Andererseits hinterließ der Film bei mir so ein wenig den Eindruck, dass er noch DEUTLICH geiler gewesen wäre, wenn man diese Science-Fiction-Elemente (3D-Hologramme, Zaubertricks die so gar nicht oder nur sehr unwahrscheinlich möglich gewesen wären) komplett weggelassen und durch real wirkende Tricks ersetzt hätte. Die Tricks, die man mir erklären konnte, so dass sie zumindest den Anschein erweckten, dass sie in der Realität auch so möglich gewesen seien, fand ich RICHTIG cool.
(Klicke zum Anzeigen/Verstecken)Aber dann so Sachen, wie "Wir fliegen vom Dach und verwandeln uns dabei in Tausende Dollarscheine, die auf die Menschen herunterregnen" fand ich dann wieder so übertrieben, dass ichs zwar nicht SCHEISSE ... aber doch weniger cool fand.
Insgesamt schon cool. Ich gebe 8 von 10 Kartentricks. Auf den zweiten Teil freu ich mich.
alexandro:
Ich habe dieses Wochenende den zweiten Teil gesehen. Deine Kritikpunkte sind da nicht mehr vorhanden, die Tricks sind deutlich "bodenständiger" und erfordern weniger SciFi-Geschwurbel (auch wenn immer noch viel mit "Leute lassen sich leicht hypnotisieren" erklärt wird).

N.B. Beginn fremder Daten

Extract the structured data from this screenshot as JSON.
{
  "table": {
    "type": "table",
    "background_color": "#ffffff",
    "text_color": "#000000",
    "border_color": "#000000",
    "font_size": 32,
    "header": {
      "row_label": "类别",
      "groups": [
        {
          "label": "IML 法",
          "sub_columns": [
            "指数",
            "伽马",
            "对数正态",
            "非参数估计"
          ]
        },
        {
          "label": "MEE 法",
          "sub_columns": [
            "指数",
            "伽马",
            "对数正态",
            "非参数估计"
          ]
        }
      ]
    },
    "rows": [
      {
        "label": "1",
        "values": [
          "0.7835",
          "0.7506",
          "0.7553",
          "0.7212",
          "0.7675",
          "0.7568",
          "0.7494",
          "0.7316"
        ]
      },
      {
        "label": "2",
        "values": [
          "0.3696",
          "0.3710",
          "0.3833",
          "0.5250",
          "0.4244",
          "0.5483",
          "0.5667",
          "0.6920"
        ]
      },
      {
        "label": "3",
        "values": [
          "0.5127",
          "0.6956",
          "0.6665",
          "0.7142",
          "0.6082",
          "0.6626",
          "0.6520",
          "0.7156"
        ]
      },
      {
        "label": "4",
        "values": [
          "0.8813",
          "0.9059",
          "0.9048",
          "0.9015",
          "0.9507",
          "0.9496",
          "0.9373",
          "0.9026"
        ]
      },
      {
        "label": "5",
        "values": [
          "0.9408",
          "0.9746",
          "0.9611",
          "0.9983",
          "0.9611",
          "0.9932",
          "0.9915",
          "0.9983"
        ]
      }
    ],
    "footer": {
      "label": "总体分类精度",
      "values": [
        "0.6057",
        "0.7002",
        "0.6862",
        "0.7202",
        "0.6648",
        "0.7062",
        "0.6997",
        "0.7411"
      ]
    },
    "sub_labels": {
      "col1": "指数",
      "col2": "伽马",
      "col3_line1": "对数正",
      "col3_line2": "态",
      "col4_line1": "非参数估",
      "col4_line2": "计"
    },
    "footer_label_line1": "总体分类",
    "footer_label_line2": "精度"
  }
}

Die Handlung ist prinzipiell gut, auch wenn ich den Eindruck hatte, dass einige Retcons bezüglich Morgan Freemans Charaktermotivation gemacht wurden, die nicht 100%
mit Teil 1 übereinstimmen, ebenso wie das Verschwinden des weiblichen Leads aus Teil 1 (es ist allerdings auch schon länger her, dass ich Teil 1 gesehen habe, insofern kann es sein, dass meine Erinnerung mich hier trügt).
Lyonesse:
Mein Name ist Fleming.
Ian Fleming.
Gute Miniserie über die Geheimagentenzeit des Erfinders
von James Bond während des Zweiten Weltkriegs.